TheGreatHunt Tue 11-Feb-14 22:08:53

Oh and look at her diet. Sweet potato is high in fibre - difficult to digest. Some people are allergic to fish. Carrots can actually be hard to digest for some.

With my dc, they had a plain diet (no onions, minimal green or windy veg like broccoli, peas, cauliflower), no spicy food, only very well cooked tomatoes, baked potatoes, small amounts of pasta, minimial bread, no eggs. A lot of meat like lamb, chicken and turkey but not beef. They had calcium enriched oat milk, not cows milk. This was approved by the dietician. Keeping it simple was best for them until they outgrew the worst of it.

Twilightsparklesmama Tue 11-Feb-14 22:17:25

I agree you need to see a GP I wouldn't change her diet at all without medical advice, there are so many food related conditions, unless you have an actual diagnosis it would just be guess work. My DD1 is celiac diagnosed at 22 months only had real symptoms for a couple of months. She had a few minor issues before she became symptomatic such as night waking accompanied by what seemed to be tummy pain and frequent mushy poos.

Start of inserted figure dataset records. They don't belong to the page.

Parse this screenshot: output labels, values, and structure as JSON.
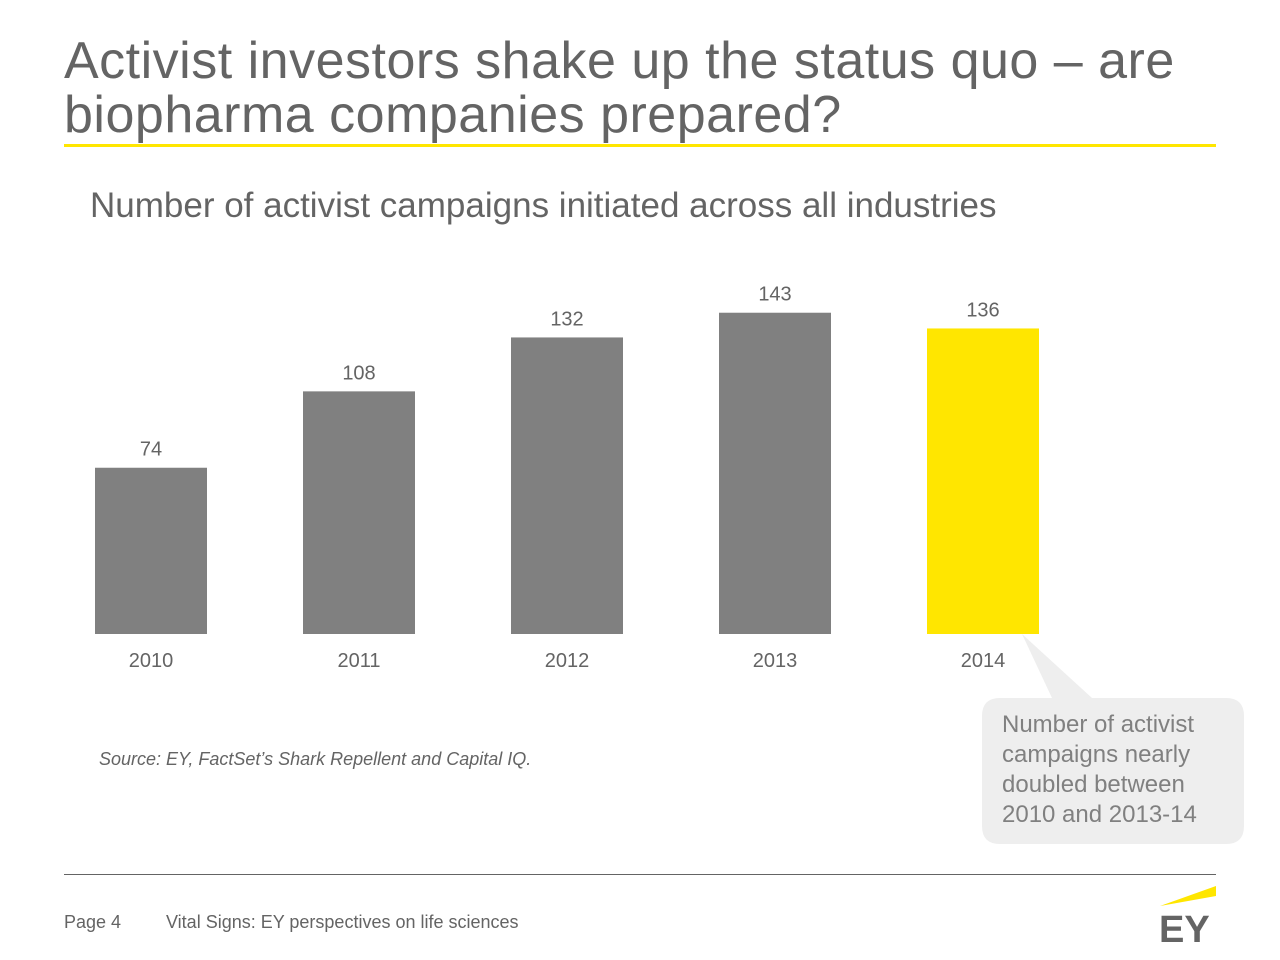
{
  "slide": {
    "title": "Activist investors shake up the status quo – are biopharma companies prepared?",
    "subtitle": "Number of activist campaigns initiated across all industries"
  },
  "chart_data": {
    "type": "bar",
    "title": "Number of activist campaigns initiated across all industries",
    "categories": [
      "2010",
      "2011",
      "2012",
      "2013",
      "2014"
    ],
    "values": [
      74,
      108,
      132,
      143,
      136
    ],
    "ylim": [
      0,
      150
    ],
    "grid": false,
    "data_labels": true,
    "colors": {
      "default_bar": "#808080",
      "highlight_bar": "#ffe600",
      "highlight_category": "2014",
      "label_text": "#646464"
    }
  },
  "callout": {
    "text": "Number of activist campaigns nearly doubled between 2010 and 2013-14"
  },
  "source": "Source: EY, FactSet’s Shark Repellent and Capital IQ.",
  "footer": {
    "page": "Page 4",
    "publication": "Vital Signs: EY perspectives on life sciences",
    "logo_text": "EY",
    "logo_icon": "ey-logo-icon"
  },
  "colors": {
    "accent": "#ffe600",
    "text": "#646464",
    "callout_bg": "#eeeeee"
  }
}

It could be something could be nothing but do ask for a referral from your GP x

DoJo Wed 12-Feb-14 00:18:58

I agree that cutting out any more foods would be pointless without some medical advice - my son became temporarily lactose intolerant after a series of antibiotics, but the reflux stayed even one we had identified that. We were really lucky to see a paediatric GP at our local surgery who was happy to investigate based on our concerns.
To be honest, the lack of sleep would have been bearable if my son hadn't been suffering so much. He would really scream when he had trapped wind and it was so sad listening to him making himself cough to try and squeeze the farts out! He improved within a couple of days once he was on reflux meds.

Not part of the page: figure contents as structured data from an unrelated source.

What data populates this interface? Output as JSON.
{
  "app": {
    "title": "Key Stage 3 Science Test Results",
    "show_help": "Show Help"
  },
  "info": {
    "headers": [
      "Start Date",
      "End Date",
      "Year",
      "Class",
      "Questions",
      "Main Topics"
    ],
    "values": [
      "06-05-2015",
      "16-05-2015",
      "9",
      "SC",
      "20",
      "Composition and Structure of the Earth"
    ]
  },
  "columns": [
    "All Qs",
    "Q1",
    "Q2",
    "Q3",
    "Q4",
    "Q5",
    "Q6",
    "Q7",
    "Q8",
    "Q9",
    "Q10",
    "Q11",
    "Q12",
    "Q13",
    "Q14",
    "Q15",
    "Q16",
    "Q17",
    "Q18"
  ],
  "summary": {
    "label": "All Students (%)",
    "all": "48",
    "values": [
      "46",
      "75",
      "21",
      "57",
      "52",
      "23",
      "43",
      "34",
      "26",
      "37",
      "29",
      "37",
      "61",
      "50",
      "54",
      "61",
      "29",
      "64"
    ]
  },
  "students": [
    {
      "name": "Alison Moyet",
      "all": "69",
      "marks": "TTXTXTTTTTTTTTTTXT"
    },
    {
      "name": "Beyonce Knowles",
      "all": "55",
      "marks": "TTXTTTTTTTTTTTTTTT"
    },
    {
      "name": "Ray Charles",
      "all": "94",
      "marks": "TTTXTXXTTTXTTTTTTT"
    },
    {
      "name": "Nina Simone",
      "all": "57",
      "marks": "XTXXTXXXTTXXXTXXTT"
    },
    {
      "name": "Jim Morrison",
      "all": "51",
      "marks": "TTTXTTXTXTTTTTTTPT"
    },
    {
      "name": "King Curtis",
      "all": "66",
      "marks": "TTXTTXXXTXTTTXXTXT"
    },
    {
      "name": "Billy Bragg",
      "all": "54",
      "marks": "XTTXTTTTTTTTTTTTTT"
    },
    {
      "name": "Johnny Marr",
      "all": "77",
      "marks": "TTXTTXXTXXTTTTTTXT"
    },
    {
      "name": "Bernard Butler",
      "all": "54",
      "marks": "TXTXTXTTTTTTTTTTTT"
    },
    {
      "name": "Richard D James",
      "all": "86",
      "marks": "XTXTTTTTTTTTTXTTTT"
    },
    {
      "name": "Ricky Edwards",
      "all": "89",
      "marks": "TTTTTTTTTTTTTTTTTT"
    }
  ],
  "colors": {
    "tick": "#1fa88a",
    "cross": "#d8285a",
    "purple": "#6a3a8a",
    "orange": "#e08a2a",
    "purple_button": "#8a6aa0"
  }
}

MrsMook Wed 12-Feb-14 05:42:40

DS1 has a food intolerance and would scream and thrash around until he released the cramp by trumping. A food diary might help reveal a trigger. For us it was easy to identify as we were seeing the dietician for other allergies and the intolerance was activated by the substituion of another food.

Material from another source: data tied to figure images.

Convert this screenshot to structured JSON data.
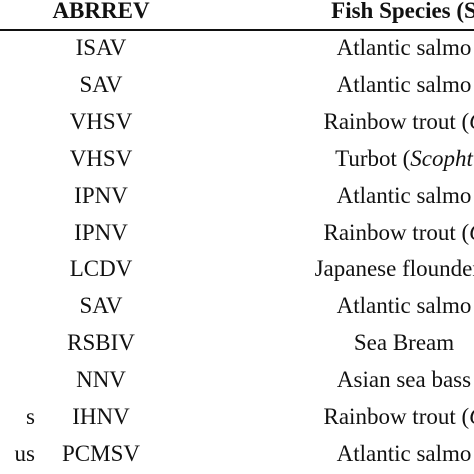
{
  "header": {
    "abbreviation": "ABRREV",
    "species": "Fish Species (S"
  },
  "rows": [
    {
      "left_fragment": "",
      "abbreviation": "ISAV",
      "species": "Atlantic salmo",
      "species_sci": ""
    },
    {
      "left_fragment": "",
      "abbreviation": "SAV",
      "species": "Atlantic salmo",
      "species_sci": ""
    },
    {
      "left_fragment": "",
      "abbreviation": "VHSV",
      "species": "Rainbow trout (",
      "species_sci": "C"
    },
    {
      "left_fragment": "",
      "abbreviation": "VHSV",
      "species": "Turbot (",
      "species_sci": "Scopht"
    },
    {
      "left_fragment": "",
      "abbreviation": "IPNV",
      "species": "Atlantic salmo",
      "species_sci": ""
    },
    {
      "left_fragment": "",
      "abbreviation": "IPNV",
      "species": "Rainbow trout (",
      "species_sci": "C"
    },
    {
      "left_fragment": "",
      "abbreviation": "LCDV",
      "species": "Japanese flounder (",
      "species_sci": ""
    },
    {
      "left_fragment": "",
      "abbreviation": "SAV",
      "species": "Atlantic salmo",
      "species_sci": ""
    },
    {
      "left_fragment": "",
      "abbreviation": "RSBIV",
      "species": "Sea Bream",
      "species_sci": ""
    },
    {
      "left_fragment": "",
      "abbreviation": "NNV",
      "species": "Asian sea bass",
      "species_sci": ""
    },
    {
      "left_fragment": "s",
      "abbreviation": "IHNV",
      "species": "Rainbow trout (",
      "species_sci": "C"
    },
    {
      "left_fragment": "us",
      "abbreviation": "PCMSV",
      "species": "Atlantic salmo",
      "species_sci": ""
    }
  ]
}
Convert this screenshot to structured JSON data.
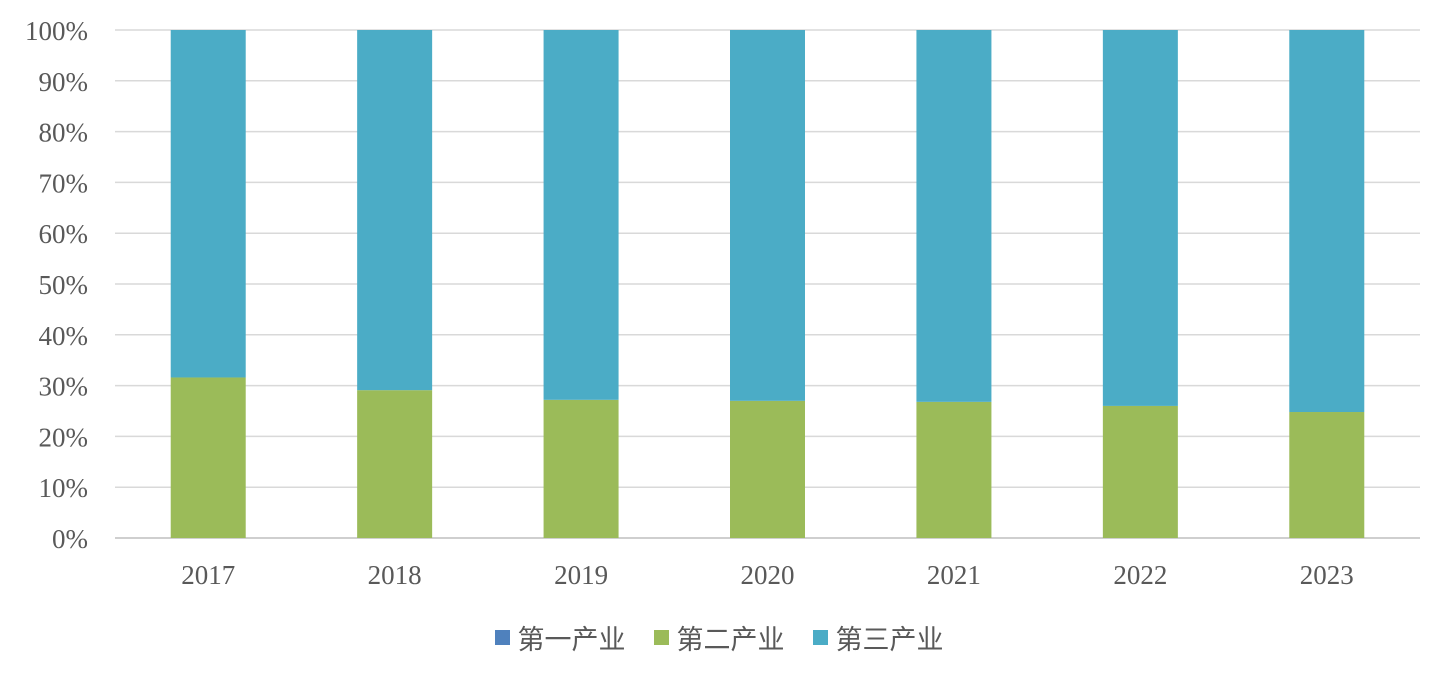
{
  "chart_data": {
    "type": "bar",
    "stacked": true,
    "percent": true,
    "categories": [
      "2017",
      "2018",
      "2019",
      "2020",
      "2021",
      "2022",
      "2023"
    ],
    "series": [
      {
        "name": "第一产业",
        "color": "#4F81BD",
        "values": [
          0,
          0,
          0,
          0,
          0,
          0,
          0
        ]
      },
      {
        "name": "第二产业",
        "color": "#9BBB59",
        "values": [
          31.6,
          29.1,
          27.2,
          27.0,
          26.8,
          26.0,
          24.8
        ]
      },
      {
        "name": "第三产业",
        "color": "#4BACC6",
        "values": [
          68.4,
          70.9,
          72.8,
          73.0,
          73.2,
          74.0,
          75.2
        ]
      }
    ],
    "yticks": [
      "0%",
      "10%",
      "20%",
      "30%",
      "40%",
      "50%",
      "60%",
      "70%",
      "80%",
      "90%",
      "100%"
    ],
    "ylim": [
      0,
      100
    ],
    "grid": true,
    "legend_position": "bottom"
  }
}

CrohnicallyFarting Wed 12-Feb-14 06:49:04

Thanks for all the advice!

I know I shouldn't go cutting foods out without medical advice, but really the tomatoes were obvious. She gets a rash round her mouth after eating one, then when it comes out the other end you could see blisters exactly matching where the tomato was in her poo! I spoke to the HV about that, and she said that while babies are in nappies it's fairly common because of them sitting in heir own poo, and I should try her with tomatoes again when she is potty trained.

I'll write everything down and bring it with me to the GP, it'll be next week before I can get, so I'll keep a food diary until then, and also write down any instances where she's up in the night, or appears to have stomach pain.

DoJo Wed 12-Feb-14 13:17:14

Also meant to add that my lovely GP actually said that she would rather spend all day seeing perfectly healthy babies than have one who was really ill be missed. She never made me feel bad about taking him in, even the week when he was there three times, and if your GP is dismissing your concerns or making you feel like you're wasting their time, then I would suggest complaining and/or moving surgeries.